Tengo veintitrés años, o quizá veinticuatro: en los primeros tiempos de mi desesperación perdí la cuenta y los días no eran más que un aturdimiento en la memoria. Sigo siendo doncella. Al principio, en lo más profundo de la acidia, ni siquiera podía pensar en la carne. Después, cuando fui recuperando la vida y el cuerpo con cada cicatriz y cada herida, no conseguí encontrar la manera de comportarme como una mujer, siendo como soy un caballero. Entre las anchas caderas de Nyneve, en cambio, hay una madriguera siempre acogedora: ella no tiene dificultades con su disfraz. Pero yo no acabo de saber dónde empiezan y dónde terminan mis ropajes fingidos.
Un día, escoltando junto a otro mercenario a un grupo de mercaderes a través de una zona boscosa, nos salieron al paso cuatro hombres de hierro. A pesar de la inferioridad numérica, la escaramuza se solventó enseguida. Nyneve, que viajaba embozada en una capa como si fuera un comerciante más, sacó el arco que llevaba oculto y atinó a hincar una flecha en el cuello de un atacante.
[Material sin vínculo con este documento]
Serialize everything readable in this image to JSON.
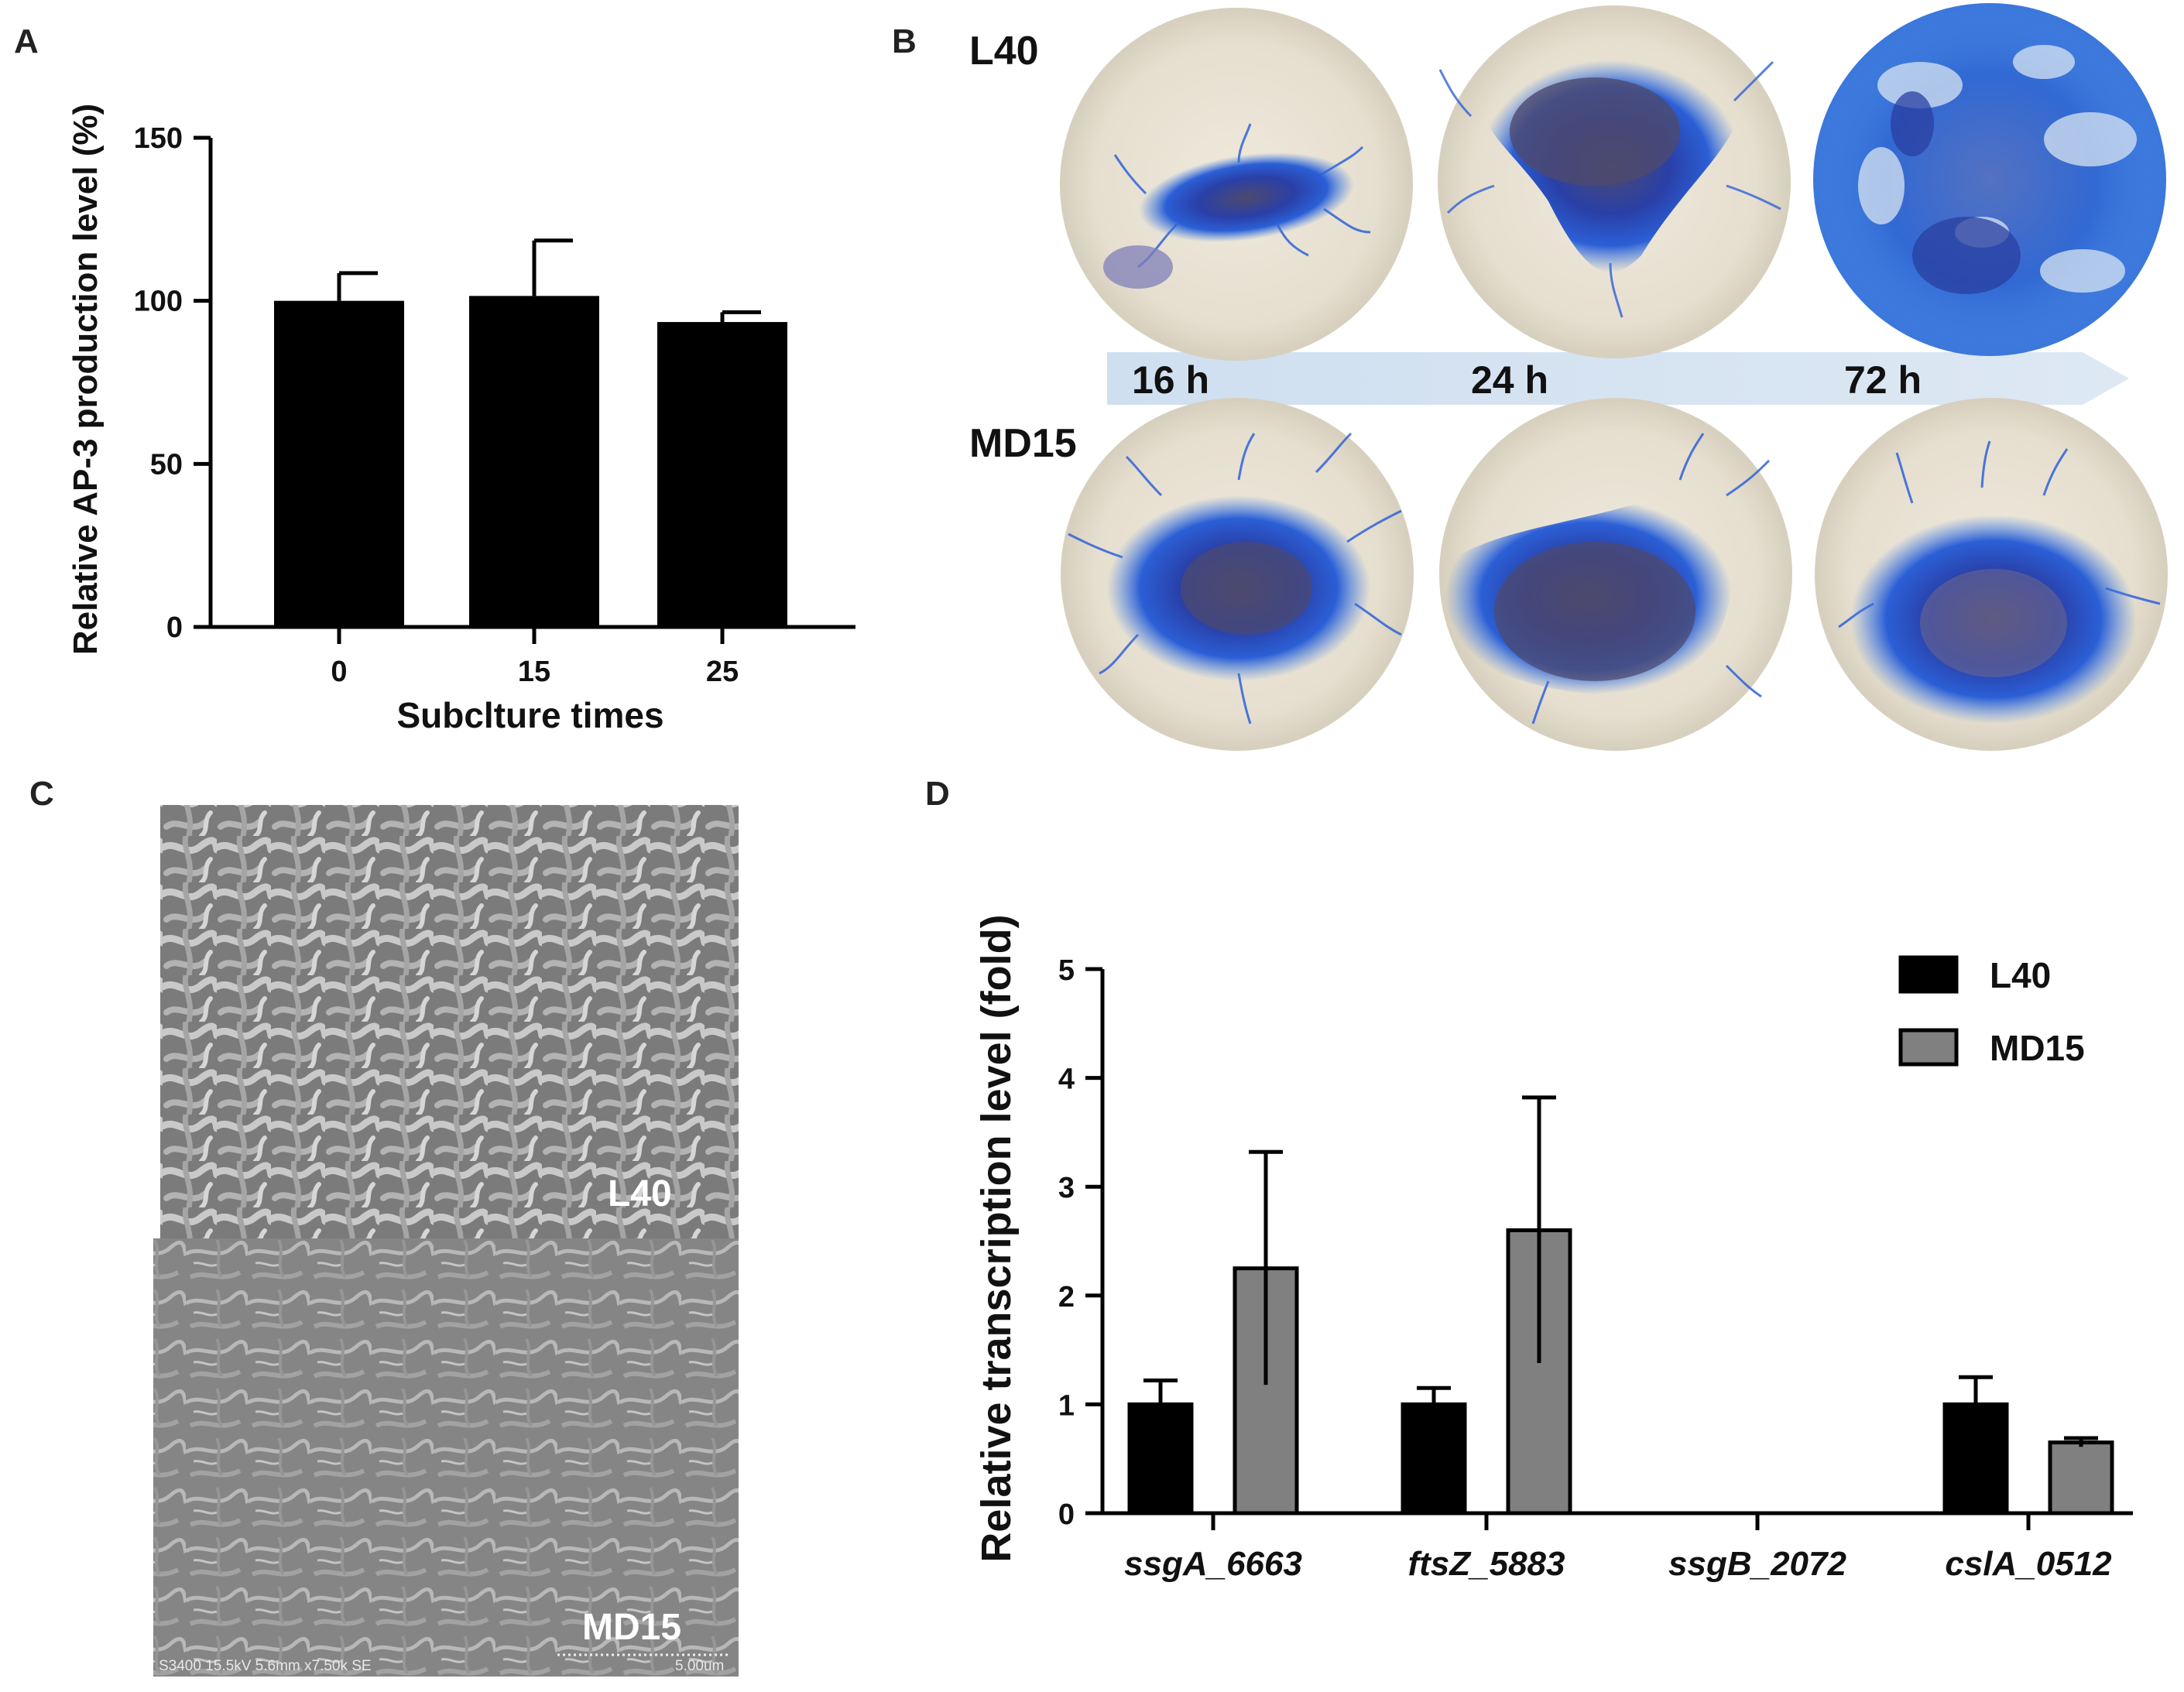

Lo inesperado de nuestra defensa desbarató a los caballeros, que salieron huyendo sin apenas haber cruzado espadas con nosotros. Cuando íbamos a reemprender el viaje, uno de los mercaderes se me acercó con gesto preocupado:
– Señor, os han herido.
Al principio no entendí. Luego seguí la línea de sus ojos y miré hacia abajo: y vi que la silla y las gualdrapas de mi caballo estaban teñidas de rojo. Pero no era una herida: era mi flor de sangre, un menstruo inesperado.
– No os preocupéis -improvisé-. Ni siquiera me han rozado. Es sólo una lesión reciente, que ha debido de reabrirse con la refriega, Pero está casi curada y no hay por qué alarmarse.
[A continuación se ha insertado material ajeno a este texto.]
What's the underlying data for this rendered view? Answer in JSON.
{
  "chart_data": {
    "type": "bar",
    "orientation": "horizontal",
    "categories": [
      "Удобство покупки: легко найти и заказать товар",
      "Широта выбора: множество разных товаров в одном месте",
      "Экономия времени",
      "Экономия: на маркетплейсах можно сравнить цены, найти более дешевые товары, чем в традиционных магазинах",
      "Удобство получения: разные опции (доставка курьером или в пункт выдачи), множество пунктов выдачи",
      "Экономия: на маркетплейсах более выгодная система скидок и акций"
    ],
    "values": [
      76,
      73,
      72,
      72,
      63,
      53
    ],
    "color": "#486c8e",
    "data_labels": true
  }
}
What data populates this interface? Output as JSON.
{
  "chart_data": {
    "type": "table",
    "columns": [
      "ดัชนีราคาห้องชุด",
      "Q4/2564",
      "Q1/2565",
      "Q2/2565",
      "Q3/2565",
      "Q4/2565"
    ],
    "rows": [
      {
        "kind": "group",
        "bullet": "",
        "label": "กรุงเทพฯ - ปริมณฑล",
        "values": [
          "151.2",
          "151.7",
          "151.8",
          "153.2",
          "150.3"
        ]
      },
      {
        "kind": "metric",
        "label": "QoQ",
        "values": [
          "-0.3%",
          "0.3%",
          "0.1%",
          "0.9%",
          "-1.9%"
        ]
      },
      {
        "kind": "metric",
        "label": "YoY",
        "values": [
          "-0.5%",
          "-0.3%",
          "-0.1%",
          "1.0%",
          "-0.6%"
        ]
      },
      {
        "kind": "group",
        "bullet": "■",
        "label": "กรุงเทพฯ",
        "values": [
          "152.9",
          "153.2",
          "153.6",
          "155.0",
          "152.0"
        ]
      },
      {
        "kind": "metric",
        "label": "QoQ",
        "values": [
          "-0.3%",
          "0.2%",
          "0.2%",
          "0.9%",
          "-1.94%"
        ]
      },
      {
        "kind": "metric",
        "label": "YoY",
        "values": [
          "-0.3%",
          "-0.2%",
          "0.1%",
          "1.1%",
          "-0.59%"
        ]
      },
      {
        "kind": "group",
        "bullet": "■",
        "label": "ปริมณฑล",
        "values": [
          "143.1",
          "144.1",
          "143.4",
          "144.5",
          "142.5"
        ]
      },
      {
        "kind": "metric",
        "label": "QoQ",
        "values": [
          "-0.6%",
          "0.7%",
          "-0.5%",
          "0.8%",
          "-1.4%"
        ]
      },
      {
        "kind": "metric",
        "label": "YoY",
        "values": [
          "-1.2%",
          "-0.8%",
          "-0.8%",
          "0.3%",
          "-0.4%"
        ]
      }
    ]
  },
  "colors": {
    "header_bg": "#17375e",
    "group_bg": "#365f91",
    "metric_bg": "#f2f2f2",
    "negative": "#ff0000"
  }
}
Y proseguimos nuestro camino, mientras yo maldecía mi cuerpo de mujer. Este pobre cuerpo prisionero, que pugna por salir y derramarse.
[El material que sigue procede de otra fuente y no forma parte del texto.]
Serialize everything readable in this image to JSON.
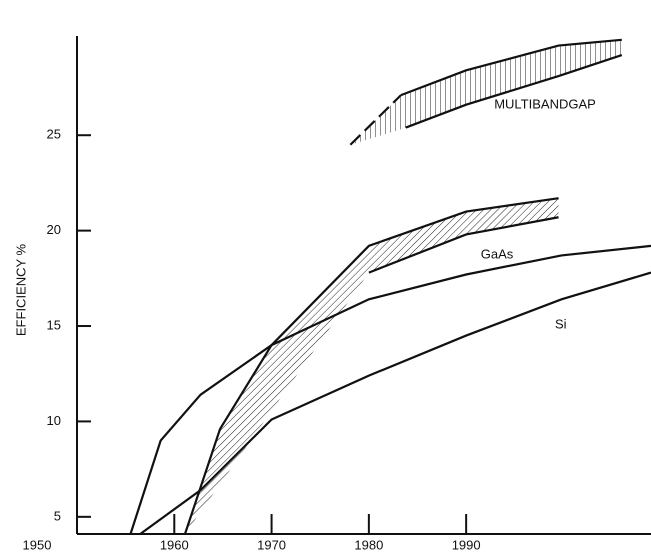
{
  "chart_data": {
    "type": "line",
    "ylabel": "EFFICIENCY %",
    "xlim": [
      1950,
      2009
    ],
    "xticks": [
      1950,
      1960,
      1970,
      1980,
      1990
    ],
    "ylim": [
      4.1,
      30.2
    ],
    "yticks": [
      5,
      10,
      15,
      20,
      25
    ],
    "color": "#111111",
    "series": [
      {
        "name": "Si",
        "style": "solid",
        "x": [
          1956.5,
          1962.7,
          1970,
          1980,
          1990,
          1999.8,
          2009
        ],
        "values": [
          4.1,
          6.4,
          10.1,
          12.4,
          14.5,
          16.4,
          17.8
        ]
      },
      {
        "style": "solid",
        "x": [
          1955.5,
          1958.6,
          1962.7,
          1970,
          1980,
          1990,
          1999.8,
          2009
        ],
        "values": [
          4.1,
          9.0,
          11.4,
          14.0,
          16.4,
          17.7,
          18.7,
          19.2
        ]
      },
      {
        "style": "solid",
        "x": [
          1961.1,
          1964.7,
          1970,
          1980,
          1990,
          1999.5
        ],
        "values": [
          4.1,
          9.6,
          14.0,
          19.2,
          21.0,
          21.7
        ]
      },
      {
        "name": "GaAs",
        "style": "solid",
        "x": [
          1980,
          1990,
          1999.5
        ],
        "values": [
          17.8,
          19.8,
          20.7
        ]
      },
      {
        "style": "dashed",
        "x": [
          1978.1,
          1983.3
        ],
        "values": [
          24.5,
          27.1
        ]
      },
      {
        "style": "solid",
        "x": [
          1983.3,
          1990,
          1999.5,
          2006
        ],
        "values": [
          27.1,
          28.4,
          29.7,
          30.0
        ]
      },
      {
        "name": "MULTIBANDGAP",
        "style": "solid",
        "x": [
          1983.8,
          1990,
          1999.5,
          2006
        ],
        "values": [
          25.4,
          26.6,
          28.1,
          29.2
        ]
      }
    ]
  }
}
Estamos nuevamente en guerra, como de costumbre. A veces son guerras grandes, a veces pequeñas. La de ahora es de mediana dimensión. En ocasiones, hay guerras subsumidas en conflictos mayores. O varias a la vez en distintos sitios. Cuando arrecian las guerras el negocio flaquea, porque los caballeros se dedican a matarse entre ellos, en vez de asolar a los plebeyos. De manera que últimamente nuestra bolsa anda magra. Aun así, hemos decidido alojarnos esta noche en una posada. Estamos fatigadas y, además, queremos enterarnos de las últimas noticias. Y ya se sabe que no hay como pernoctar en una posada para ponerse al día sobre el estado de las cosas. Así fue como conocimos, hace ya algún tiempo, las desventuras de Leonor de Aquitania. Que han sido el origen de esta nueva confrontación bélica que ahora padecemos. Dicen que, por ambición política, o por despecho ante el desamor de su marido, o por ambas razones e incluso alguna más, Leonor conspiró contra su esposo, el rey Enrique, y que intrigó hasta que tres de sus hijos, entre ellos Ricardo, el preferido, acudieron a la corte del Rey de Francia para combatir contra su padre. Y el monarca inglés, naturalmente, contestó con las armas, comenzando la contienda en la que estamos. Por añadidura, Enrique encerró a Leonor en la fortaleza de Chinon. De esto hace ya algunos años y allí sigue presa, cuentan que en condiciones de extrema dureza. Asimismo han caído en desgracia Chrétien, Chapelain y los demás integrantes de aquella corte maravillosa de artistas, músicos y poetas. De ese mundo de brillo hoy sólo queda polvo.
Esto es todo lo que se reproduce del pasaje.